German exporters are grappling with a slowdown in the economies of their main trading partners. Europe's gross domestic product shrank 0.2 percent in the second quarter and may not recover in the third, raising the risk of the first zone-wide recession since EMU was launched in 1999. Exports to the all important eurozone - which totalled 35.9 billion euros - were up 4.1% on the year. While oil prices have now fall 28 percent from the July record, they're still up almost 40 percent over the past year, although if the downward movement continues we may well see year on year negative movements in oil prices in two months or so.
As a result of the surge in imports the trade surplus narrowed to 13.9 billion euros ($20 billion) from 19.9 billion euros in June. The surplus in the current account, the measure of all exports including services, also narrowed - to 11.8 billion euros from 18.9 billion euros in June.
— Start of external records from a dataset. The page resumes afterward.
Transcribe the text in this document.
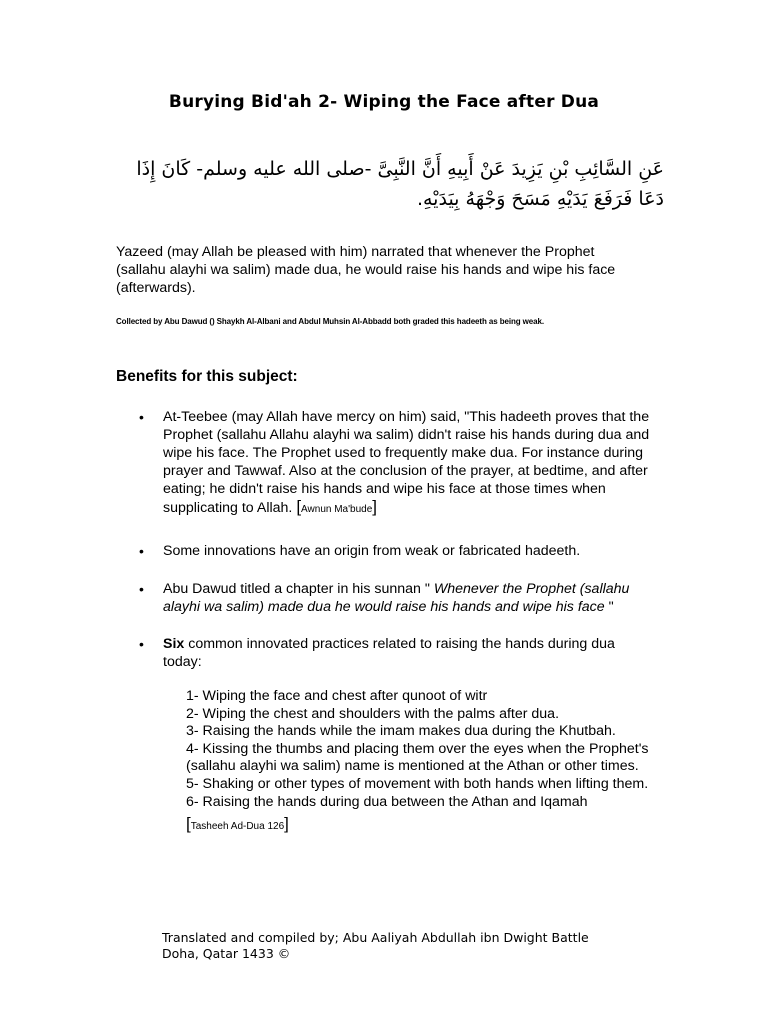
Burying Bid'ah 2- Wiping the Face after Dua
عَنِ السَّائِبِ بْنِ يَزِيدَ عَنْ أَبِيهِ أَنَّ النَّبِىَّ -صلى الله عليه وسلم- كَانَ إِذَا
دَعَا فَرَفَعَ يَدَيْهِ مَسَحَ وَجْهَهُ بِيَدَيْهِ.
Yazeed (may Allah be pleased with him) narrated that whenever the Prophet (sallahu alayhi wa salim) made dua, he would raise his hands and wipe his face (afterwards).
Collected by Abu Dawud () Shaykh Al-Albani and Abdul Muhsin Al-Abbadd both graded this hadeeth as being weak.
Benefits for this subject:
•	At-Teebee (may Allah have mercy on him) said, "This hadeeth proves that the Prophet (sallahu Allahu alayhi wa salim) didn't raise his hands during dua and wipe his face. The Prophet used to frequently make dua. For instance during prayer and Tawwaf. Also at the conclusion of the prayer, at bedtime, and after eating; he didn't raise his hands and wipe his face at those times when supplicating to Allah. [Awnun Ma'bude]
•	Some innovations have an origin from weak or fabricated hadeeth.
•	Abu Dawud titled a chapter in his sunnan " Whenever the Prophet (sallahu alayhi wa salim) made dua he would raise his hands and wipe his face "
•	Six common innovated practices related to raising the hands during dua today:
1- Wiping the face and chest after qunoot of witr
2- Wiping the chest and shoulders with the palms after dua.
3- Raising the hands while the imam makes dua during the Khutbah.
4- Kissing the thumbs and placing them over the eyes when the Prophet's (sallahu alayhi wa salim) name is mentioned at the Athan or other times.
5- Shaking or other types of movement with both hands when lifting them.
6- Raising the hands during dua between the Athan and Iqamah
[Tasheeh Ad-Dua 126]
Translated and compiled by; Abu Aaliyah Abdullah ibn Dwight Battle
Doha, Qatar 1433 ©
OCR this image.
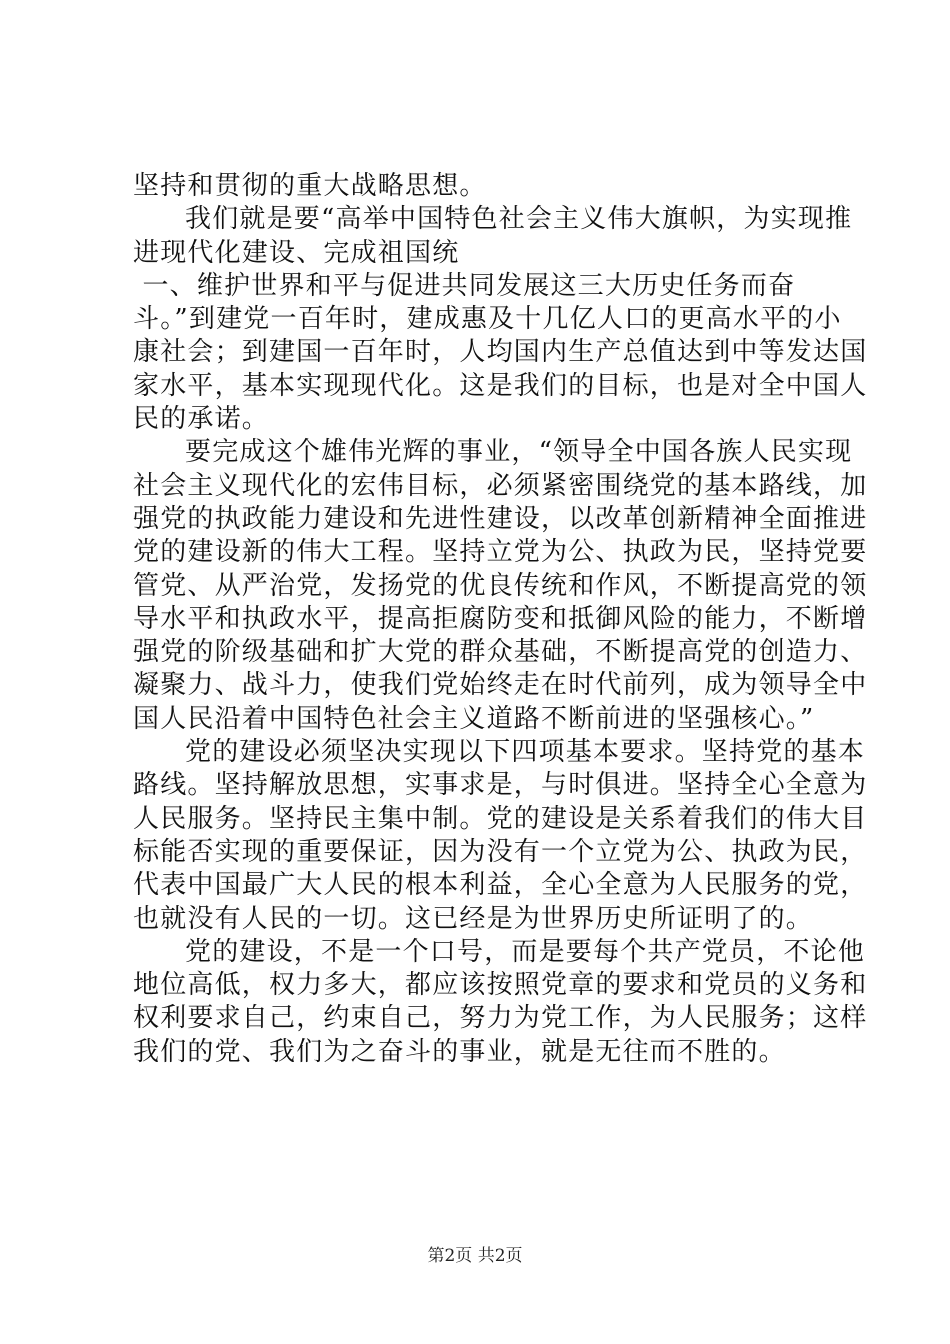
坚持和贯彻的重大战略思想。
我们就是要“高举中国特色社会主义伟大旗帜，为实现推
进现代化建设、完成祖国统
一、维护世界和平与促进共同发展这三大历史任务而奋
斗。”到建党一百年时，建成惠及十几亿人口的更高水平的小
康社会；到建国一百年时，人均国内生产总值达到中等发达国
家水平，基本实现现代化。这是我们的目标，也是对全中国人
民的承诺。
要完成这个雄伟光辉的事业，“领导全中国各族人民实现
社会主义现代化的宏伟目标，必须紧密围绕党的基本路线，加
强党的执政能力建设和先进性建设，以改革创新精神全面推进
党的建设新的伟大工程。坚持立党为公、执政为民，坚持党要
管党、从严治党，发扬党的优良传统和作风，不断提高党的领
导水平和执政水平，提高拒腐防变和抵御风险的能力，不断增
强党的阶级基础和扩大党的群众基础，不断提高党的创造力、
凝聚力、战斗力，使我们党始终走在时代前列，成为领导全中
国人民沿着中国特色社会主义道路不断前进的坚强核心。”
党的建设必须坚决实现以下四项基本要求。坚持党的基本
路线。坚持解放思想，实事求是，与时俱进。坚持全心全意为
人民服务。坚持民主集中制。党的建设是关系着我们的伟大目
标能否实现的重要保证，因为没有一个立党为公、执政为民，
代表中国最广大人民的根本利益，全心全意为人民服务的党，
也就没有人民的一切。这已经是为世界历史所证明了的。
党的建设，不是一个口号，而是要每个共产党员，不论他
地位高低，权力多大，都应该按照党章的要求和党员的义务和
权利要求自己，约束自己，努力为党工作，为人民服务；这样
我们的党、我们为之奋斗的事业，就是无往而不胜的。
第2页 共2页
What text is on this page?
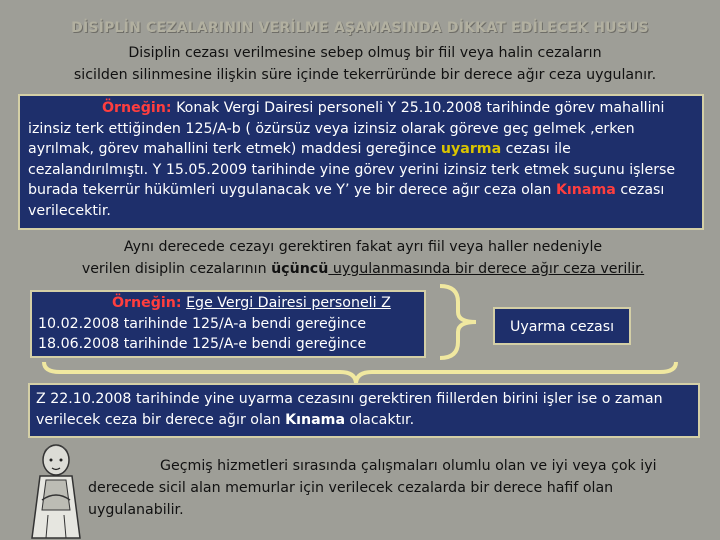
DİSİPLİN CEZALARININ VERİLME AŞAMASINDA DİKKAT EDİLECEK HUSUS
Disiplin cezası verilmesine sebep olmuş bir fiil veya halin cezaların
sicilden silinmesine ilişkin süre içinde tekerrüründe bir derece ağır ceza uygulanır.
Örneğin: Konak Vergi Dairesi personeli Y 25.10.2008 tarihinde görev mahallini izinsiz terk ettiğinden 125/A-b ( özürsüz veya izinsiz olarak göreve geç gelmek ,erken ayrılmak, görev mahallini terk etmek) maddesi gereğince uyarma cezası ile cezalandırılmıştı. Y 15.05.2009 tarihinde yine görev yerini izinsiz terk etmek suçunu işlerse burada tekerrür hükümleri uygulanacak ve Y’ ye bir derece ağır ceza olan Kınama cezası verilecektir.
Aynı derecede cezayı gerektiren fakat ayrı fiil veya haller nedeniyle
verilen disiplin cezalarının üçüncü uygulanmasında bir derece ağır ceza verilir.
Örneğin: Ege Vergi Dairesi personeli Z
10.02.2008 tarihinde 125/A-a bendi gereğince
18.06.2008 tarihinde 125/A-e bendi gereğince
Uyarma cezası
Z 22.10.2008 tarihinde yine uyarma cezasını gerektiren fiillerden birini işler ise o zaman verilecek ceza bir derece ağır olan Kınama olacaktır.
Geçmiş hizmetleri sırasında çalışmaları olumlu olan ve iyi veya çok iyi derecede sicil alan memurlar için verilecek cezalarda bir derece hafif olan uygulanabilir.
German factory orders continued to fall in July, extending their longest-ever declining streak and offering yet another indication that the economy may well be heading for a recession. The VDMA employers association said that plant and machine orders dropped for a third straight month in July, led by sliding foreign demand.
German business confidence declined to a three-year low last month and consumer optimism fell to the lowest level in five years.